Tutuculuğun nedeni Kuran değil, insanlar

Osmanlı İmparatorluğu’nun batmasının, İslam ülkelerinin bu günkü geriliklerinin ve perişan hallerinin nedeni de bu. Fakat İslam tarihi bu gericiliğin Kuran’da olmadığını ve insan gruplarının tutuculuğundan kaynaklandığını kanıtlıyor.

Abbasi halifeleri Bağdat’ta Beyt’ül Hikmet kurumunu açıp Antik çağın bilim ve felsefesini, 10-12. yüzyıllarda Arapça’ya çevirdikleri zaman, Rönesans’tan 400 yıl önce, Abbasi ya da Arap Rönesansı denen dönüşüm gerçekleşmişti.

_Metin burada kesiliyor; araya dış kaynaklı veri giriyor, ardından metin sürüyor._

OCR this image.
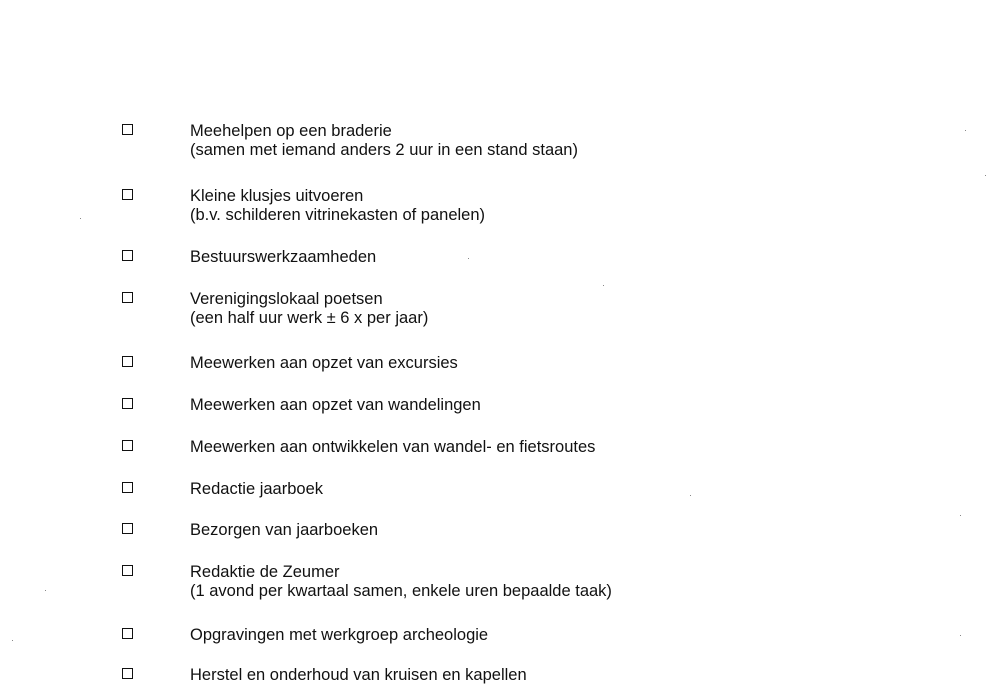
Meehelpen op een braderie
(samen met iemand anders 2 uur in een stand staan)
Kleine klusjes uitvoeren
(b.v. schilderen vitrinekasten of panelen)
Bestuurswerkzaamheden
Verenigingslokaal poetsen
(een half uur werk ± 6 x per jaar)
Meewerken aan opzet van excursies
Meewerken aan opzet van wandelingen
Meewerken aan ontwikkelen van wandel- en fietsroutes
Redactie jaarboek
Bezorgen van jaarboeken
Redaktie de Zeumer
(1 avond per kwartaal samen, enkele uren bepaalde taak)
Opgravingen met werkgroep archeologie
Herstel en onderhoud van kruisen en kapellen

Matematikçiler, fizikçiler, doktorlar, filozoflar yetişmiş, İbn-i Sina (Avicenna), İbn-i Heysem (Alhazen) gibi bilim insanlarının yapıtları 17. yüzyıla kadar Avrupa üniversitelerinde okutulmuştu.

Bugün Avrupa üniversitelerinde okutulan bir Arap ya da Türk ders kitabı var mı acaba?

Türkiye’de matbaanın 18. yüzyıla kadar açılmasına engel olan hattatlardı. Allah sözcüğünün bir araçla basılmasının günah olduğunu söylüyorlardı. Resim yasağı da Kuran’da yoktur. Şam’da Emevi sarayında çalışan ikonoklast bir Hristiyan’ın etkisiyle uydurulan bir hadisle uygulanan yasak ise, ressamlara da tablolarına da engel olmamış, 19. yüzyıl sonunda Güzel Sanatlar Akademisi’nin açılmıştır. Bugün herkes “selfie” çekiyor. Bütün duvarları da politikacıların fotoları süslüyor. Herkes televizyonun başında. Büyük günah işlediklerini televizyonculara kim söyleyecek?

Finans pornocuları

Çağdaş yaşamla İslam arasında uyuşmazlıklar olduğunu düşünen insanlar var. Ünlü Sloven filozofu Slavoj Zizek Panama’da kara para aklamak için hesap açan iş adamlarının davranışlarına ‘Finans pornosu’ demiş. Bunların arasında bizim tanıdıklarımız da var. İslam’da porno söz konusu değil. Kuşkusuz günah. ‘Ben çağdaş değilim, Müslümanım!’ diyen vatandaş ‘porno gibi şeyler beni ilgilendirmez, bunlar çağdaş işler’ diyerek kendini kurtarabilir mi? Zizek, Panama listelerindeki İsveçli, Rus, Çinli, İranlı ya da Türklere kapitalizmin yarattığı kardeşler olarak bakıyor.

Dünyada çatışan iki büyük gerçek var: Egemen gerçek, bilim ve teknoloji üzerine kurulu çağdaş toplum. İkinci gerçek Budizm ve monoteist dinler üçlüsünün, çağdaş yaşama çoktan bağlanmış pasif direnci. Toplumların ya da küçük grupların uygarlık düzeyleri ve cehaletlerine bağlı olarak aktifleşiyor: Politik parti, Işid gibi. Bu direncin kurgusu ve parasal temeli de emperyalizm kaynaklı.